The Marsh Marigold (Caltha palustris) grows commonly in marshy places in large clusters, and has large leaves and bright orange flowers, resem- bling those of a gigantic buttercup, and composed of 5 sepals, the petals being obsolete. The Globe-flower (Trollius europceus) is yellow, with from 10 to 15 broad yellow sepals converging inwards, and forming a kind of globe nearly concealing the rest of the flower. It is common in mountainous districts both in Britain and on the Continent.

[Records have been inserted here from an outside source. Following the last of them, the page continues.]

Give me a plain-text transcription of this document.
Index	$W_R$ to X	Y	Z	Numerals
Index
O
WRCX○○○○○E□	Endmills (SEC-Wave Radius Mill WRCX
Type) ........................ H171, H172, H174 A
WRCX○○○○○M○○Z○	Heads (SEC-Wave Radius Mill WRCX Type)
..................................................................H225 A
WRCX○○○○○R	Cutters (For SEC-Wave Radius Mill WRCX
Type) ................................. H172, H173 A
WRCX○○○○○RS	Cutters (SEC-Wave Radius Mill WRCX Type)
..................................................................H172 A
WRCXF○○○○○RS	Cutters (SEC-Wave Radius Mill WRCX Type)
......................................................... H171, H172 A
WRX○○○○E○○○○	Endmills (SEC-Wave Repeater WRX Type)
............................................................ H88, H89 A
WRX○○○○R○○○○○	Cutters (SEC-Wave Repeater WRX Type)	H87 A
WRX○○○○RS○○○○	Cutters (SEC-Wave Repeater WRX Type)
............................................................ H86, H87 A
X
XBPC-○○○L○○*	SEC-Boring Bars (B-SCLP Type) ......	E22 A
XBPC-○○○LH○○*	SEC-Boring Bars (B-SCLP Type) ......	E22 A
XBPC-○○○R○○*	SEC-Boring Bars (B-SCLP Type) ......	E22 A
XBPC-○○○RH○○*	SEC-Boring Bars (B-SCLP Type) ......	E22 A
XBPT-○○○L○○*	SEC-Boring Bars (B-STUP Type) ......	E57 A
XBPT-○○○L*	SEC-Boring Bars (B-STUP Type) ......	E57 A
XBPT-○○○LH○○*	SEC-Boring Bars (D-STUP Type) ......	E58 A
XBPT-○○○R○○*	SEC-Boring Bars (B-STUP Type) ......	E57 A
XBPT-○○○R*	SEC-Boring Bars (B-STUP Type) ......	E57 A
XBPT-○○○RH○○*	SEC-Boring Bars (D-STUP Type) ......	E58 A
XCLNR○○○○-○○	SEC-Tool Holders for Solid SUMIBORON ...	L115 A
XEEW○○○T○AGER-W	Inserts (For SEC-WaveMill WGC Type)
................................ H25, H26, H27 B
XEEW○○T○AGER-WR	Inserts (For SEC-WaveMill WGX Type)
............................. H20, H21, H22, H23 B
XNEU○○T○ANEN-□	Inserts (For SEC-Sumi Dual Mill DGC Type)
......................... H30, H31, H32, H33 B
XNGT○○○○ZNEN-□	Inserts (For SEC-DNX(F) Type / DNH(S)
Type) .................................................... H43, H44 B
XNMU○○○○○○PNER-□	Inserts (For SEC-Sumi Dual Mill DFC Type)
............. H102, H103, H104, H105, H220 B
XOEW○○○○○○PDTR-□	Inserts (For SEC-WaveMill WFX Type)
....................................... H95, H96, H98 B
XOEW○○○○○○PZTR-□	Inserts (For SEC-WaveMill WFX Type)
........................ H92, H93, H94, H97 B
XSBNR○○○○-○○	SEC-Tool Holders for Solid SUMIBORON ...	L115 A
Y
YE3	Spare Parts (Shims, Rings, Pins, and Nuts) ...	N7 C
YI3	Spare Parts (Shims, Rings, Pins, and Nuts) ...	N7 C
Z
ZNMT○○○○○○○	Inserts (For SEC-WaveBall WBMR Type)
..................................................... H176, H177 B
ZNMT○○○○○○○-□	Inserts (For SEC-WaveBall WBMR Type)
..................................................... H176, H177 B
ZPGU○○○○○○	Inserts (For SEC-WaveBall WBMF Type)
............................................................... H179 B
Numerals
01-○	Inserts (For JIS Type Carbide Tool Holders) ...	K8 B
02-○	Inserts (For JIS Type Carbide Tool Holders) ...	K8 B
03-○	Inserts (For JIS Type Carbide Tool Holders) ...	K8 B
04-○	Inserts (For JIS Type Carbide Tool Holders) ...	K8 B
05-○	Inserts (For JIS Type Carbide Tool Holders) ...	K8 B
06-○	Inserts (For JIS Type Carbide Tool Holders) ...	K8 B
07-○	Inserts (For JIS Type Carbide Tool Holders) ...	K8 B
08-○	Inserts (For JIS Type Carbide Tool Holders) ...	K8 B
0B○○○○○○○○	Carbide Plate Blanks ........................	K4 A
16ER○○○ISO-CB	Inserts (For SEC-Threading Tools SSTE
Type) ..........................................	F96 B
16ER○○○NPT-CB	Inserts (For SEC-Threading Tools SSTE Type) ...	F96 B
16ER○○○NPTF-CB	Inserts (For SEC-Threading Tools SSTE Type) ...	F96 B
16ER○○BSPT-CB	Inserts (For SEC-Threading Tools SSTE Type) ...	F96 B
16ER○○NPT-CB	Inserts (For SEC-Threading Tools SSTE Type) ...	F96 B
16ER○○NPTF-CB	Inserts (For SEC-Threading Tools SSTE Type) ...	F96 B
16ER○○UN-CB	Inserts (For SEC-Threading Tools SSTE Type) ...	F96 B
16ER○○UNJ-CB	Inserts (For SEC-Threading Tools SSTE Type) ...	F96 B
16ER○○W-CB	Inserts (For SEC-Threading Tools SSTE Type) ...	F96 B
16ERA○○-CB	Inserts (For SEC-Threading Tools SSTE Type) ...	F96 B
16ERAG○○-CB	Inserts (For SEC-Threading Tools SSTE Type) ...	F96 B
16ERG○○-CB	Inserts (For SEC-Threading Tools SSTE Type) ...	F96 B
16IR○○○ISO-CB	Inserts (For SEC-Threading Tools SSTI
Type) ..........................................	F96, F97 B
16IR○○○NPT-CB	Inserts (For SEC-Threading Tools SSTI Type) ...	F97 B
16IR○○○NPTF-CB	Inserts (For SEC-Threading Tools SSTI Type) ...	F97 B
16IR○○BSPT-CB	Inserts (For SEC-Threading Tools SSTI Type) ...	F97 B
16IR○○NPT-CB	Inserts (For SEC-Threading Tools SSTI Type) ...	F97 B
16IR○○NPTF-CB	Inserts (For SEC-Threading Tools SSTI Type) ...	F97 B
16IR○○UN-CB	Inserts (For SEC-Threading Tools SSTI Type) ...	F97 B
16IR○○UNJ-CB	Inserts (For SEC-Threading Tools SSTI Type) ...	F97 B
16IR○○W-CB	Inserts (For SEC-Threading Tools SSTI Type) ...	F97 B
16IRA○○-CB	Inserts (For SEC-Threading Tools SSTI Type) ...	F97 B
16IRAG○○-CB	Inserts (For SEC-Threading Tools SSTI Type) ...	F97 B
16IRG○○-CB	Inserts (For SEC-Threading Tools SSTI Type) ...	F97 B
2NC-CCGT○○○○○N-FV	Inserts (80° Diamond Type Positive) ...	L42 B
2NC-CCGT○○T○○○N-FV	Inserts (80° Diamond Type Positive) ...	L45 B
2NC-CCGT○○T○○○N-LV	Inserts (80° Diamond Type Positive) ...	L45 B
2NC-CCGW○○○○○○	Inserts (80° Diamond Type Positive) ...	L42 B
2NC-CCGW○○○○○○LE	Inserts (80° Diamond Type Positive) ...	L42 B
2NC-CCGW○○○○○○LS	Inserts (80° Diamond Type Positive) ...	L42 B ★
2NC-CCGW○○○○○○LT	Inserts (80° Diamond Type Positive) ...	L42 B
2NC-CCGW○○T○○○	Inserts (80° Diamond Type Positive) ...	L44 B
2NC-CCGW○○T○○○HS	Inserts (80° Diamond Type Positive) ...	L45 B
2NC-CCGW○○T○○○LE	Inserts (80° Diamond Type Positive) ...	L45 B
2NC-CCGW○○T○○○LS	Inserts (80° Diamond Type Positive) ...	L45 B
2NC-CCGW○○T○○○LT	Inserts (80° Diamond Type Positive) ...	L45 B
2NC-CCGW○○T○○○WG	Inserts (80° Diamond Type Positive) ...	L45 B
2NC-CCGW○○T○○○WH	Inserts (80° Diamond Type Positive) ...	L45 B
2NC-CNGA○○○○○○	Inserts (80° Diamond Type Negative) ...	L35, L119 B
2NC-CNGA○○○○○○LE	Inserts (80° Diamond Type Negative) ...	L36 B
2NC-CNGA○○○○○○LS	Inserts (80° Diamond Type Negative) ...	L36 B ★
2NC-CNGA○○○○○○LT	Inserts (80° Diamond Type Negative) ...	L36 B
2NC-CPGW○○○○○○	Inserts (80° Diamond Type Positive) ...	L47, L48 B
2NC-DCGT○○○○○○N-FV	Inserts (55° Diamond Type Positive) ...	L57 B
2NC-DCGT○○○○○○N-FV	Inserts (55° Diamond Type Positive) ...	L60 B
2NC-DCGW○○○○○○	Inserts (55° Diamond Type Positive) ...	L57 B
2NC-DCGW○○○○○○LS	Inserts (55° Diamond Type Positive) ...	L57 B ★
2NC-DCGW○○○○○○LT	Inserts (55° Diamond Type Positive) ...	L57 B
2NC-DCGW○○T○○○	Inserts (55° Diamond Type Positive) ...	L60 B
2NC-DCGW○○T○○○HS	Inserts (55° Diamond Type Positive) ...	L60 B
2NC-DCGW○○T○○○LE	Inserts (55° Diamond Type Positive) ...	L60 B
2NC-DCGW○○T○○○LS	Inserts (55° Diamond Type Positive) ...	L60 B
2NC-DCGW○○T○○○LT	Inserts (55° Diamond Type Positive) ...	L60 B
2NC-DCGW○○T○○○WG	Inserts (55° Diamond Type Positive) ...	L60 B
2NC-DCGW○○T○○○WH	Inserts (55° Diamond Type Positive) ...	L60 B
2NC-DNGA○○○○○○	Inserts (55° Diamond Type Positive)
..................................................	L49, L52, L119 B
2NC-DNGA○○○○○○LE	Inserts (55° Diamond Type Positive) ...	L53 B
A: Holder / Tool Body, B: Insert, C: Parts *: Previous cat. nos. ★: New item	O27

Monkshood—Aconitum Napellus

(Plate IV)

This is a tall, erect plant, 2 or 3 feet high, with slender, deeply cut leaves, and large purplish blue flowers, composed of 5 sepals; the petals are rudimentary. It is sometimes called "helmet-flower," from the shape of the upper sepal; and also "wolf's-bane," having formerly been used by hunters to poison wolves. It is one of the most poisonous of all our native plants. With us it is more of a garden than a wild plant; but on the Continent it is very abundant in many mountainous districts, though not found everywhere. It is a dangerous plant in a garden, for after the plant has died down the fleshy roots have sometimes been mistaken for horse-radish, and have been eaten with fatal results.